Auch das expressive Schreiben kann helfen. Dabei schreiben Menschen auf, was sie bewegt. Wenn es nicht nur Aufgaben sind, die Sie wach halten, sondern auch Sorgen oder Erinnerungen, könnte es die passendere Methode sein. Das Konzept wird seit vielen Jahren erforscht und wurde mehrfach für wirksam befunden. Der Psychologe James Pennebaker hat ein Buch darüber geschrieben: »Heilung durch Schreiben«. Die Schreibaufgabe kann in Anlehnung an Pennebakers Studiendesign so aussehen:
»Schreiben Sie über Ihre tiefsten Gedanken und Gefühle zu einem emotionalen Thema, das Ihr Leben beeinflusst hat. Erforschen Sie diese Gedanken und Gefühle dabei und bringen Sie Ihre Beziehungen zu anderen mit ein. Fragen Sie sich auch, wer Sie sind und wer Sie sein wollen. Sie können, müssen aber nicht, jeden Tag über das gleiche Thema schreiben. Legen Sie die Zeitspanne fest, in der Sie schreiben, zum Beispiel fünf oder zehn Minuten lang.«
Weisen Sie dem Grübeln einen Ort und eine Zeit zu
Dieser Weg ist länger als der, bei dem Sie sich neben dem Bett Notizen zu den unerledigten Aufgaben machen. Ich halte ihn jedoch für aussichtsreicher, weil Sie sich daran gewöhnen, dem Grübeln einen Ort und eine Zeit zuzuweisen – außerhalb des Betts. Auch in der kognitiven Verhaltenstherapie wird empfohlen, zum Grübeln das Bett zu verlassen, damit Kopf und Körper die Verbindung zwischen Bett und Nachdenken verlernen.
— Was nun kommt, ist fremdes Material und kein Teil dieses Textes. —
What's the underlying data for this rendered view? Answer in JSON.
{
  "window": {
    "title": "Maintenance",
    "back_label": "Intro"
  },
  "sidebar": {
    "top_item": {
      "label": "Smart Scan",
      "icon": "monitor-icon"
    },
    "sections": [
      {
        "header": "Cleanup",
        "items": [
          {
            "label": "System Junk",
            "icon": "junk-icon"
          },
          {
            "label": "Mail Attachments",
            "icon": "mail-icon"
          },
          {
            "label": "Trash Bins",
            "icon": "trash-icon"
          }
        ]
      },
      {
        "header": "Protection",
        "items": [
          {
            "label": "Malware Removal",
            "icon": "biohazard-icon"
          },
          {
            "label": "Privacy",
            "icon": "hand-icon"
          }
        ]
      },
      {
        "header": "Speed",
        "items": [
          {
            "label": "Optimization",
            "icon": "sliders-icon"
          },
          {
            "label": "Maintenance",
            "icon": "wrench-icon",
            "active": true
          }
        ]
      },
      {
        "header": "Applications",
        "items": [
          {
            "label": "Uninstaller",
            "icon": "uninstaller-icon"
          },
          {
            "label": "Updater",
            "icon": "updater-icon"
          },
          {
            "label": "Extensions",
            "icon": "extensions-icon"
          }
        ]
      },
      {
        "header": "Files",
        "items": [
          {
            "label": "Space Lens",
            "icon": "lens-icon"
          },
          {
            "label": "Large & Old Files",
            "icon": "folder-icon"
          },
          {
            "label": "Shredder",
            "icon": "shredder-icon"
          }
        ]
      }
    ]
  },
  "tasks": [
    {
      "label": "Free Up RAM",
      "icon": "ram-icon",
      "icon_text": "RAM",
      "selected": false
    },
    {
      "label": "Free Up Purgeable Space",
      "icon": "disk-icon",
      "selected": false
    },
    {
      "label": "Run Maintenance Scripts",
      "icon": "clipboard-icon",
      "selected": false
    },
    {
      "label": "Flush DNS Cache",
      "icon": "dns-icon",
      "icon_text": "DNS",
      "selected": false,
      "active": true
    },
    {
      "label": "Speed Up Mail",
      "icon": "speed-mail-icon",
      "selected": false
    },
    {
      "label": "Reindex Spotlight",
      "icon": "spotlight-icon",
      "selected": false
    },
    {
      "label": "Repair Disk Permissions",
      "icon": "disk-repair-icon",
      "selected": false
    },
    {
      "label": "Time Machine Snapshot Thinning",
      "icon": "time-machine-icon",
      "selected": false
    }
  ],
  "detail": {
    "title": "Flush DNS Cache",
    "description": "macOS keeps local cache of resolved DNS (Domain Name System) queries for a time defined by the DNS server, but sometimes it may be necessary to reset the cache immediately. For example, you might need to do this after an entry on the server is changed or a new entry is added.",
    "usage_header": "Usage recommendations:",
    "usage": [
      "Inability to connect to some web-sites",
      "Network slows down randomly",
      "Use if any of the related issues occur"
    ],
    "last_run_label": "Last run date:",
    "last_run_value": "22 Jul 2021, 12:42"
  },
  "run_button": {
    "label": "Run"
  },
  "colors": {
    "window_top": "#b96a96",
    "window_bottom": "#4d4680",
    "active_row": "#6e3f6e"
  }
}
Den Mental Load kriegen wir damit nicht weg, den gibt uns das Leben vor. Doch wir können ihn in Schach halten. Wir grübeln dann zwar immer noch – im Idealfall aber kürzer und zu Zeiten, die wir selbst gewählt haben. Und vielleicht ist das schon alles, was Sie für eine ruhige Nacht brauchen.